Improving Football Helmets for Concussion Prevention
Inventors: Laith M. Abu-Taleb, Azam A. Ansari, Dana A. Hartman, Ryan Haughey, David Kuo, Julie R. Loiland, Karan Raje, Afareen Rezvani, and Adam L. Zviman
Company: Guardian Helmets, LLC
This football helmet attachment takes the form of a shock absorber filled with a dilatant fluid, one that thickens under sheer strain, such as the force of a tackle. The simultaneous absorption and transfer of energy from the impact, and the decreased acceleration of the player's head and neck, should result in a dramatic reduction of concussions. The device was innovated by bioengineering students advised by Mechanical Engineering Professor Kenneth Kiger and mentored by Robert E. Fischell for the 2012 Capstone Design Challenge.

Magnetic Syringe
Inventor: Professor Benjamin Shapiro (BioE)
Company: Otomagnetics, co-founded by Didier Depireux (ISR), David Beylin, and Irving Weinberg

Otomagnetics, LLC is developing a method to magnetically deliver drugs and other therapeutic payloads to hard-to-reach targets, such as ear compartments and the eye. This is being considered as a potential minimally-invasive treatment for hearing loss, middle ear infections, and eye conditions.
Drug-Eluting, Expandable Coronary Stent
Inventor: Robert E. Fischell (M.S. ’53, honorary Sc.D.’95)
Company: Svelte Medical Systems, Inc.
Fischell’s innovative coronary stent is mounted on a balloon catheter with an integrated wire to make the implantation of the device easier, safer, and lower cost.
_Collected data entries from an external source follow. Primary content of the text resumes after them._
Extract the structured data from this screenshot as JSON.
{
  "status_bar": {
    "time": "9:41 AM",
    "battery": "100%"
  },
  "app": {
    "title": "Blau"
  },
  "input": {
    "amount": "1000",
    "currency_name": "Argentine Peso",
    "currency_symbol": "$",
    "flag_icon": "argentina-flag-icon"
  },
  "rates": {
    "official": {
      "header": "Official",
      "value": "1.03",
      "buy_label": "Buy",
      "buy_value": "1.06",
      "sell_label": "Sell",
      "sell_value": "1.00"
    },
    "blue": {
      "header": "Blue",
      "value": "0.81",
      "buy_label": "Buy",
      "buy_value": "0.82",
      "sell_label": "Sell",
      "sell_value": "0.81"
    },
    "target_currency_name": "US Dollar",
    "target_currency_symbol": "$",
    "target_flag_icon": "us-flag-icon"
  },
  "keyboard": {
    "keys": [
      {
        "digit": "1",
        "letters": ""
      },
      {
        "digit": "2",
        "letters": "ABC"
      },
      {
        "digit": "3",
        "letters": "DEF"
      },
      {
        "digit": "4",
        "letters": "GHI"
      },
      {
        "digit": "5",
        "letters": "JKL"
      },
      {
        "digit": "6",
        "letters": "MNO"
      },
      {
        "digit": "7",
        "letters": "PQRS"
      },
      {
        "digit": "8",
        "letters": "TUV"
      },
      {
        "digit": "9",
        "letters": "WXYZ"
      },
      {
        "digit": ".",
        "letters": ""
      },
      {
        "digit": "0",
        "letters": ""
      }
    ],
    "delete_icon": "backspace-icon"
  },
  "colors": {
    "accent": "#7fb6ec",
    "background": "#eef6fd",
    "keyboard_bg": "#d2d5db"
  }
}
3D-Printed Vascular Grafts
Inventors: Professor John Fisher (BioE) and Anthony Melchiorri
Company: FormaSTEM, founded by John Fisher and Anthony Melchiorri

Fisher and Melchiorri have engineered a polymer-based material resin that is biodegradable, biocompatible and supportive of cell and tissue growth, while degrading over time. Knowing this, FormaSTEM – the company they co-founded – uses this polymer to create vascular grafts, which act as artificial blood vessels and can be replaced by the patient’s own tissue over time.

Implantable Insulin Pump
Inventor: Robert E. Fischell (M.S. ’53, honorary Sc.D.’95)
Company: Medtronic, formerly PaceSetters

The implantable insulin pump provides greater control of insulin delivery for people living with diabetes. The devices lessens the burden of treatment by allowing patients lead a more flexible life, without worrying about strict diet, exercise, and sleep regimens.

Human Factors Research
Mechanical Engineering Assistant Professor Monifa Vaughn-Cooke studies the usability of glucometers and other handheld medical devices for patients with disabilities. Her research aims to identify the behavioral mechanisms associated with system risk propagation to inform the design of user-centric products and systems with the ultimate goal of improving productivity and safety.

Inventor: Associate Professor Ian White (BioE) and Wei W. Yu (Ph.D. ’13, bioengineering)
Company: Diagnostic AnSERS, founded by Eric Hoppmann (Ph.D. ’13, bioengineering), bioengineering graduate student Sean Virgile, and Wei W. Yu

Diagnostic anSERS has developed a novel inkjet printing process to fabricate inexpensive sensors for surface enhanced Raman spectroscopy (SERS), a molecular fingerprinting technique. This technology has the potential to be an excellent, low-cost fit for diagnosis of pathogens, such as hepatitis, tuberculosis, and HIV.


Inventors: Professor Srinivasa Raghavan (ChBE) and Matt Dowling (Ph.D. ’10, bioengineering)
Company: Remedium Technologies, founded by Srinivasa Raghavan and Matt Dowling

Hemogrip is a high-pressure, sprayable foam that can expand into an injured body cavity, adhere to tissue and stop hemorrhaging within minutes during the expansion process.